Calculate Integral $\int_{0}^{1}x^{2014}\cdot \left(1-x\right)^{2014}dx$

[juantheron]

Calculation of Integral $\displaystyle \int_{0}^{1}x^{2014}\cdot \left(1-x\right)^{2014}dx$

 

[magneto1]

Spoiler

If we use the beta function:
\[
B(a+1,b+1) = \int_0^1 x^a (1-x)^b dx,
\]
and the property of
\[
B(a,b) = \frac{\Gamma(a)\Gamma(b)}{\Gamma(a+b)}
\]
and the fact that for integer $n$, $\Gamma(n) = (n-1)!$, we have:
\[
B(a,b) = \frac{(a-1)!(b-1)!}{(a+b-1)!}.
\]

For this problem $a = b = 2013$, so $B(2013,2013) = \frac{(2014!)^2}{4029!}$.

 

[chisigma]

Calculation of Integral $\displaystyle \int_{0}^{1}x^{2014}\cdot \left(1-x\right)^{2014}dx$

[sp]Is...

$\displaystyle \int_{0}^{1} x^{2014}\ (1-x)^{2014}\ dx = \frac{1}{2015}\ (|x^{2015}\ (1-x)^{2014}|_{0}^{1} + 2014\ \int_{0}^{1} x^{2015}\ (1-x)^{2013}\ d x ) = \frac{2014}{2015} \int_{0}^{1} x^{2015}\ (1-x)^{2013}\ dx\ (1) $

Proceeding in this way we obtain...

$\displaystyle \int_{0}^{1} x^{2014}\ (1-x)^{2014}\ dx = \frac{2014 \cdot 2013 ... 2 \cdot 1}{2015 \cdot 2016 ... 4028 \cdot 4029} = \frac{(2014!)^{2}}{4029!}\ (2)$

[/sp]

Kind regards

$\chi$ $\sigma$

 

[juantheron]

Thanks http://mathhelpboards.com/members/magneto/ and chisigma Nice solution.

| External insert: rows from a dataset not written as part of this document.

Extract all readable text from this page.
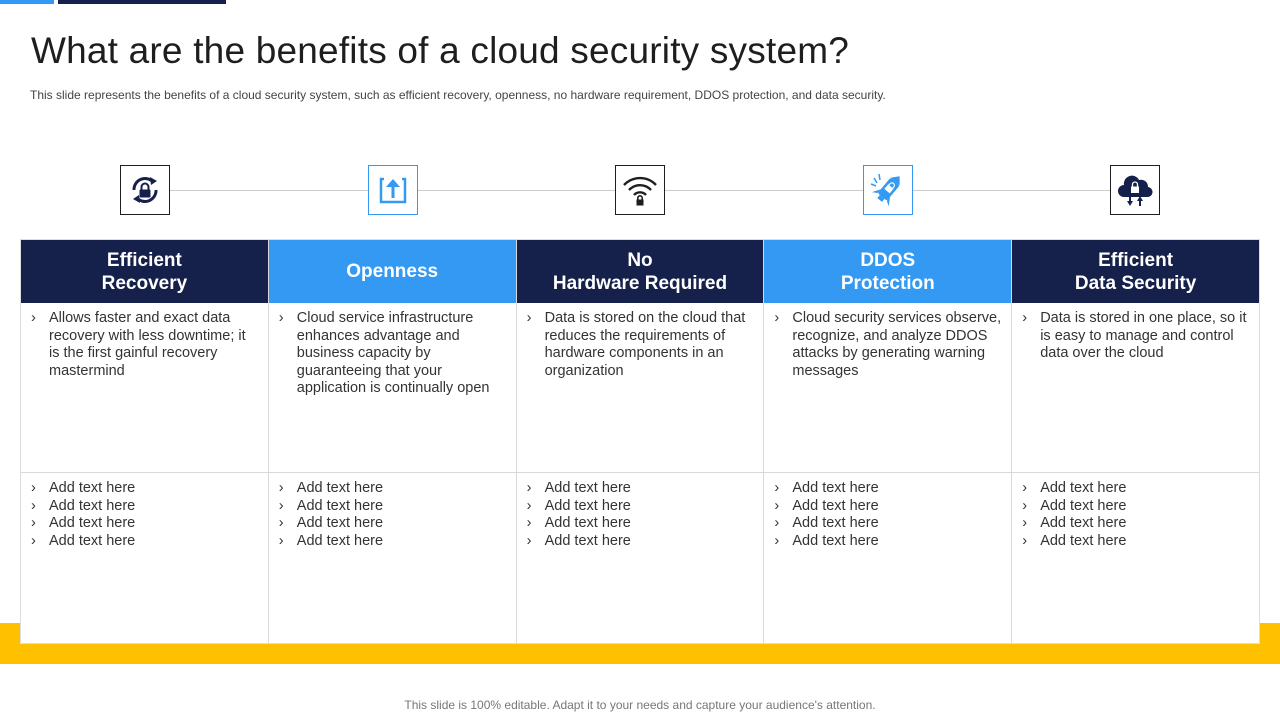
What are the benefits of a cloud security system?

This slide represents the benefits of a cloud security system, such as efficient recovery, openness, no hardware requirement, DDOS protection, and data security.

Efficient
Recovery
› Allows faster and exact data recovery with less downtime; it is the first gainful recovery mastermind
› Add text here
› Add text here
› Add text here
› Add text here
Openness
› Cloud service infrastructure enhances advantage and business capacity by guaranteeing that your application is continually open
› Add text here
› Add text here
› Add text here
› Add text here
No
Hardware Required
› Data is stored on the cloud that reduces the requirements of hardware components in an organization
› Add text here
› Add text here
› Add text here
› Add text here
DDOS
Protection
› Cloud security services observe, recognize, and analyze DDOS attacks by generating warning messages
› Add text here
› Add text here
› Add text here
› Add text here
Efficient
Data Security
› Data is stored in one place, so it is easy to manage and control data over the cloud
› Add text here
› Add text here
› Add text here
› Add text here
This slide is 100% editable. Adapt it to your needs and capture your audience's attention.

My Solution is same as Chisigma(Integration by parts):

Spoiler

Let $\displaystyle I(m,n) = \int_0^1 \! x^m(1-x)^n \, dx$.

We have, for $n \ge 1$,

\[ \begin{eqnarray}
I(m,n) &=& \left. -\frac{x^{m+1}(1-x)^n}{m+1}\right]_0^1 + \int_0^1 \frac{n}{m+1}x^{m+1}(1-x)^{n-1} \, dx \nonumber \\
&=& \frac{n}{m+1}I(m+1,n-1) \nonumber
\end{eqnarray}\]
Repeating this gives us
\[ \begin{eqnarray}
I(m,n) &=& \frac{n}{m+1}\cdot\frac{n-1}{m+2}\cdot\cdots\cdot\frac{1}{m+n}I(m+n,0) \nonumber \\
&=& \frac{n!}{\frac{(m+n)!}{m!}}\cdot\frac{1}{m+n+1} \nonumber \\
&=& \frac{1}{m+n+1}\cdot\frac{1}{\binom{m+n}{m}} \nonumber
\end{eqnarray} \]

Now Put $m=2014$ and $n=2014$

So $\displaystyle I(2014,2014) = \int_{0}^{1}x^{2014}\cdot (1-x)^{2014}dx = \frac{1}{2014+2014+1}\cdot \frac{1}{\binom{2014+2014}{2014}} = \frac{1}{4029}\cdot \frac{1}{\binom{4028}{2014}}$

 

[CellCoree]

I would approach this integral by first recognizing that it is a special case of the Beta function, which is defined as $\displaystyle B(x,y) = \int_{0}^{1}t^{x-1}(1-t)^{y-1}dt$. In this case, we have $x = 2015$ and $y = 2015$, so the integral can be rewritten as $\displaystyle \int_{0}^{1}x^{2014}(1-x)^{2014}dx = B(2015,2015)$.

Using the properties of the Beta function, we can rewrite this as $\displaystyle B(2015,2015) = \frac{\Gamma(2015)\Gamma(2015)}{\Gamma(4030)}$, where $\Gamma(x)$ is the Gamma function. This simplifies to $\displaystyle \frac{(2014!)^2}{4029!}$.

Since this integral is a special case of the Beta function, we can also use the Beta function's connection to the binomial coefficients. This connection states that $\displaystyle B(x,y) = \frac{\Gamma(x)\Gamma(y)}{\Gamma(x+y)} = \binom{x+y-1}{x}$.

Applying this to our integral, we get $\displaystyle \binom{4029}{2014} = \frac{4029!}{2014! \cdot 2015!}$, which is the same result obtained using the Beta function.

Therefore, the value of the integral is $\displaystyle \frac{(2014!)^2}{4029!} = \binom{4029}{2014}$.